Antihistamines (e.g., hydroxyzine, diphenhydramine) sometimes have a nonspecific antipruritic effect, which may be due to their sedative properties, but are not recommended as specific therapy; they are, however, useful adjuncts for some.[15]
Transplantation is an occasionally indicated treatment for severe and resistant cholestatic itch, if all other treatments have been exhausted.[15][64]
Fatigue:
At present there are no licensed interventions for the management of fatigue in PBC.[14][15][65] There are reports associating fatigue with sleep disturbance and with autonomic dysfunction, suggesting that review and modification of lifestyle issues and drugs that may worsen either sleep abnormality or autonomic dysfunction is appropriate.[41][42] All other treatments for fatigue are experimental. Patients with significant fatigue can become socially isolated causing worsening of their perceived quality of life. Minimizing this is an important element of patient coping strategy.
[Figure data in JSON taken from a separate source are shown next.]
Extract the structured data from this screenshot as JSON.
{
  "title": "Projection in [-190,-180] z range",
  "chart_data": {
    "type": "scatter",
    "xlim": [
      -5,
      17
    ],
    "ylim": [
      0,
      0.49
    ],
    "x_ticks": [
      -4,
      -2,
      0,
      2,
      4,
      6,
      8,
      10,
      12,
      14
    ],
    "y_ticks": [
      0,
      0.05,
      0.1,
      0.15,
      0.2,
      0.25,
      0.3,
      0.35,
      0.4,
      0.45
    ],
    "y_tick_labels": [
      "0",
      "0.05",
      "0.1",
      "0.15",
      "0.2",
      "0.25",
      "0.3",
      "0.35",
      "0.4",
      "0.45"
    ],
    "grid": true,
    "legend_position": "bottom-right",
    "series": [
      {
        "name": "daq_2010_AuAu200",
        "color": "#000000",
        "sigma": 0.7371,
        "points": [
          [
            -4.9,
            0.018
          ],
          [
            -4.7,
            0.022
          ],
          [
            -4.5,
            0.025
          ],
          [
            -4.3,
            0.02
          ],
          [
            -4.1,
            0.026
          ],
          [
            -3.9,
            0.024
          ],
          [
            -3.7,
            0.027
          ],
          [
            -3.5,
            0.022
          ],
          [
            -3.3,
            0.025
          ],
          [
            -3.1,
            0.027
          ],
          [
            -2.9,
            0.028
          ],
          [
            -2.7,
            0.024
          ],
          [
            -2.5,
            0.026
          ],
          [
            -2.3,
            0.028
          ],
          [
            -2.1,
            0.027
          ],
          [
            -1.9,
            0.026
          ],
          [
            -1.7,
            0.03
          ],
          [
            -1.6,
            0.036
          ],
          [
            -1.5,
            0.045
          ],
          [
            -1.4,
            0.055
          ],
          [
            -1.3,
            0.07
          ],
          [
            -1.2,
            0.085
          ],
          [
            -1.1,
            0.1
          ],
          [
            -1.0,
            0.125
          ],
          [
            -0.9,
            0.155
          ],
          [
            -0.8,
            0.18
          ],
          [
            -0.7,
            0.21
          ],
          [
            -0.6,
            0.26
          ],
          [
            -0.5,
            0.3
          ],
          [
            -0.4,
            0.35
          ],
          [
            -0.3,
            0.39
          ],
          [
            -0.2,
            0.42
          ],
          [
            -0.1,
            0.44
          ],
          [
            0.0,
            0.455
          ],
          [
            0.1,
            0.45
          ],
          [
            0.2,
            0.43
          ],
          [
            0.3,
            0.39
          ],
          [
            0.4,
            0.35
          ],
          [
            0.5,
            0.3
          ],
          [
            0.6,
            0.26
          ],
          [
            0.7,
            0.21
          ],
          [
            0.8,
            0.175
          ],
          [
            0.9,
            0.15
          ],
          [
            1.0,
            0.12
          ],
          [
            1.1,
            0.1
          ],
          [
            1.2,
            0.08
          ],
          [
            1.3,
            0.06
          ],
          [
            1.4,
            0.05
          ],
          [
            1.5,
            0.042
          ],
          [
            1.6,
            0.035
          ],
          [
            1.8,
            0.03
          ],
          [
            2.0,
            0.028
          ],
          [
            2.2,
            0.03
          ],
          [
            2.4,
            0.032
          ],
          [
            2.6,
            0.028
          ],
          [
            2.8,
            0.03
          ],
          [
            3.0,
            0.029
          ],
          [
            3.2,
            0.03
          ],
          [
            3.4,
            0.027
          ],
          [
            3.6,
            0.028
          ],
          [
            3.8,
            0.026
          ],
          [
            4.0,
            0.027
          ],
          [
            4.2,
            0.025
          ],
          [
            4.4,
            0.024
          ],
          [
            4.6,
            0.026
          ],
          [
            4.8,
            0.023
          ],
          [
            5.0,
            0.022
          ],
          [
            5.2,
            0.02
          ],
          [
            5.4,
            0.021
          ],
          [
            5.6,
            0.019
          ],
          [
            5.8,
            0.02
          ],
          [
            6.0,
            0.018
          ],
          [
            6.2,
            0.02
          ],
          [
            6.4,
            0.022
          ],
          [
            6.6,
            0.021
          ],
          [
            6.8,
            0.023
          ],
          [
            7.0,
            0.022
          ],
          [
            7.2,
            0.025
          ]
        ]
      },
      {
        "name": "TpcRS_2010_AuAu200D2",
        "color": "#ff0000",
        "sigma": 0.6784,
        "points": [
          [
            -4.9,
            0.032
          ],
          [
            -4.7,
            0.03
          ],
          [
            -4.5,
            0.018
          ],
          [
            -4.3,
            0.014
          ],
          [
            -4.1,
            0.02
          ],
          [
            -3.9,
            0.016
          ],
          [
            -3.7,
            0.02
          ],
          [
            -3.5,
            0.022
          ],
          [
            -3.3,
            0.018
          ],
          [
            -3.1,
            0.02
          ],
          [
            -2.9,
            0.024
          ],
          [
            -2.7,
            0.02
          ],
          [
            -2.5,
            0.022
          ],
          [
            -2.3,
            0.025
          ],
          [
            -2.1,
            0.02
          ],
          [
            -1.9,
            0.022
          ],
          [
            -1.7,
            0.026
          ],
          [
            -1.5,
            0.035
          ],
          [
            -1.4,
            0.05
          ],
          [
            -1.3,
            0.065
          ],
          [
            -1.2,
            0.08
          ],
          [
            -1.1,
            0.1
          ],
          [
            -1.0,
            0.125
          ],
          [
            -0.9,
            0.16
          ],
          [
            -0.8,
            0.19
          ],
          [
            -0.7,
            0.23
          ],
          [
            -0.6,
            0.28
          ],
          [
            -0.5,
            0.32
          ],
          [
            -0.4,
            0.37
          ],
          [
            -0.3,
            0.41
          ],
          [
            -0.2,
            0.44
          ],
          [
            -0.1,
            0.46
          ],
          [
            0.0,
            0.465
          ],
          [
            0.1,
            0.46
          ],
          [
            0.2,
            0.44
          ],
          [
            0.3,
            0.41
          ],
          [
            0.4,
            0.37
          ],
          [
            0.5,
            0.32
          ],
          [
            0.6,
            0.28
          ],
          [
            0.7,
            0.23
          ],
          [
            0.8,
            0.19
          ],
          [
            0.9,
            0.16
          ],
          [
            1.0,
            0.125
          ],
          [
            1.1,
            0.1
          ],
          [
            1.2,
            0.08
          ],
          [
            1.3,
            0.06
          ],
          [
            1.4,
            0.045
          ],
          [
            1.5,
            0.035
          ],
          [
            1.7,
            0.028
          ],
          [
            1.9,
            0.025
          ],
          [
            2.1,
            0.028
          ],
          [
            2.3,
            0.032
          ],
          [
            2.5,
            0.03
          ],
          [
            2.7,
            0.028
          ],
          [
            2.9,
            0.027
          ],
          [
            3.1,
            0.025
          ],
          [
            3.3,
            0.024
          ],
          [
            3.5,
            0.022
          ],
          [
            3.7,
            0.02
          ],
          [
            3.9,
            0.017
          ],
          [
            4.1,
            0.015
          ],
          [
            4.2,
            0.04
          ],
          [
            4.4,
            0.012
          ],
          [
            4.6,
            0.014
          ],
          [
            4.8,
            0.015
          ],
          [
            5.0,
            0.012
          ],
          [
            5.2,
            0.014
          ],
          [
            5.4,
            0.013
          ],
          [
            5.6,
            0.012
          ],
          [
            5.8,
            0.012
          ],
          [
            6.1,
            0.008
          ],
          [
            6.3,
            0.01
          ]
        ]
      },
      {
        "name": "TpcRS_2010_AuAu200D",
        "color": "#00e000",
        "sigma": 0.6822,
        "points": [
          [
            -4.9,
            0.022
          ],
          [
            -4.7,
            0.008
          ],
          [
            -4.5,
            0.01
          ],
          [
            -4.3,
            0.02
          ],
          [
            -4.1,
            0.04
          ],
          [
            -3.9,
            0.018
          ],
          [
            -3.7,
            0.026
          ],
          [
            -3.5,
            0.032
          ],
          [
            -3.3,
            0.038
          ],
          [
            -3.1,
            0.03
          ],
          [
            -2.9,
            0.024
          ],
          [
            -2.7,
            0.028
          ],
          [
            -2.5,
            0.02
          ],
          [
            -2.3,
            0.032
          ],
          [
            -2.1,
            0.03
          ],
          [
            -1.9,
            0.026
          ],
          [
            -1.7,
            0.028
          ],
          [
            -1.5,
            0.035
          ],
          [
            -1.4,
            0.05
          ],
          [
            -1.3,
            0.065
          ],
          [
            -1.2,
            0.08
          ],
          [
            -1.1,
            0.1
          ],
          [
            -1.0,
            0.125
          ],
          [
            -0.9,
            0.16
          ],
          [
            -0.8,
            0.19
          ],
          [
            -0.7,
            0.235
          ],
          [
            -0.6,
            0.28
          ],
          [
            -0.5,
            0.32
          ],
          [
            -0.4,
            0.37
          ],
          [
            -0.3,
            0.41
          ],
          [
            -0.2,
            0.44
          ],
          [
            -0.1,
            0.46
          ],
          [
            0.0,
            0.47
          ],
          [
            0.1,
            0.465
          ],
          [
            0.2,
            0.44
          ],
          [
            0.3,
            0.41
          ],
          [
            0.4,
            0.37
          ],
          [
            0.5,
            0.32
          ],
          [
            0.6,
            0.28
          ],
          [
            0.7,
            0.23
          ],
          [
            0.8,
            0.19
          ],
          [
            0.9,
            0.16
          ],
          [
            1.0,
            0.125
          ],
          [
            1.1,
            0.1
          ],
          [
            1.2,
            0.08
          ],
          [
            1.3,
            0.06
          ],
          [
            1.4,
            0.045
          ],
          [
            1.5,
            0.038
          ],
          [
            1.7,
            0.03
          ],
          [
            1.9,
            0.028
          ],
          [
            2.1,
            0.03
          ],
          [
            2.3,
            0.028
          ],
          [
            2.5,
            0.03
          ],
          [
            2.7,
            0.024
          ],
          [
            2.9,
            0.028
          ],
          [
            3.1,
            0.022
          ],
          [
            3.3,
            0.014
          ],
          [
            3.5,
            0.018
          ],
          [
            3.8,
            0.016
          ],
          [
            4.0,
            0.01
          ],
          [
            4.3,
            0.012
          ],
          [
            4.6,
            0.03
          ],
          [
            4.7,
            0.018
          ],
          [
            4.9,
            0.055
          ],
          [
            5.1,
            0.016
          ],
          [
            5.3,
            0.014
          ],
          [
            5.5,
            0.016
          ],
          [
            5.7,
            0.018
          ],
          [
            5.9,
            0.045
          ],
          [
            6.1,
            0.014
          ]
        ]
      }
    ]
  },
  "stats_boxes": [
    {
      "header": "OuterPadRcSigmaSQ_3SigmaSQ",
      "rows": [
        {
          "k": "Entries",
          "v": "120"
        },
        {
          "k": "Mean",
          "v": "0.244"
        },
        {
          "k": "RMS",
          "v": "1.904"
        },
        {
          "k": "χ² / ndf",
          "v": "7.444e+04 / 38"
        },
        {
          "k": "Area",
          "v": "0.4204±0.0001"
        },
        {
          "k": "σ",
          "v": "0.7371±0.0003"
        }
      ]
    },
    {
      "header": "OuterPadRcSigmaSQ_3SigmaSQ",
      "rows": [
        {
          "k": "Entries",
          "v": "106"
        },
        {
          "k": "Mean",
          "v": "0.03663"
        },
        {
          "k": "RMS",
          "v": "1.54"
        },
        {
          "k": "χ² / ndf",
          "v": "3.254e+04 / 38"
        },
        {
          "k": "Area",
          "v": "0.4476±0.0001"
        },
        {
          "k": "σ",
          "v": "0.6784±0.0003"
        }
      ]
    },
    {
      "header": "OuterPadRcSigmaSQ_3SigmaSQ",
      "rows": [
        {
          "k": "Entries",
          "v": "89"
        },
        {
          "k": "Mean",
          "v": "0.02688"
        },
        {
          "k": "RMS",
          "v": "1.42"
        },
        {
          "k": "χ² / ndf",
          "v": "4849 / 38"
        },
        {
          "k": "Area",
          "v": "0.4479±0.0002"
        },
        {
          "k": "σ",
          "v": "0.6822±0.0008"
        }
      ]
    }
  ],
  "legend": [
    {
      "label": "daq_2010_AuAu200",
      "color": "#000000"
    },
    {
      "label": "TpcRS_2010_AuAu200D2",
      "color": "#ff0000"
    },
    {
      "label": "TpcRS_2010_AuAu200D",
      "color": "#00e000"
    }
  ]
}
It is important to identify other disease processes and therapies linked to PBC either directly or indirectly, which may be contributing to the fatigue. These include other autoimmune conditions such as hypothyroidism or autoimmune anemias, and comorbidities such as type 2 diabetes.[15]
Management of associated problems
Osteoporosis, Sjögren syndrome, and other autoimmune diseases that are associated with PBC are managed as they would be in the absence of PBC. Osteoporosis is a common complication in patients with PBC, although the degree of increased risk is unclear.[14][15] The potential for fat-soluble vitamin malabsorption in cholestasis means that, among other approaches, calcium and vitamin D supplementation should be considered for the prevention of osteoporosis in all patients with PBC, although the evidence basis to support this is limited. See Osteoporosis and Sjögren syndrome.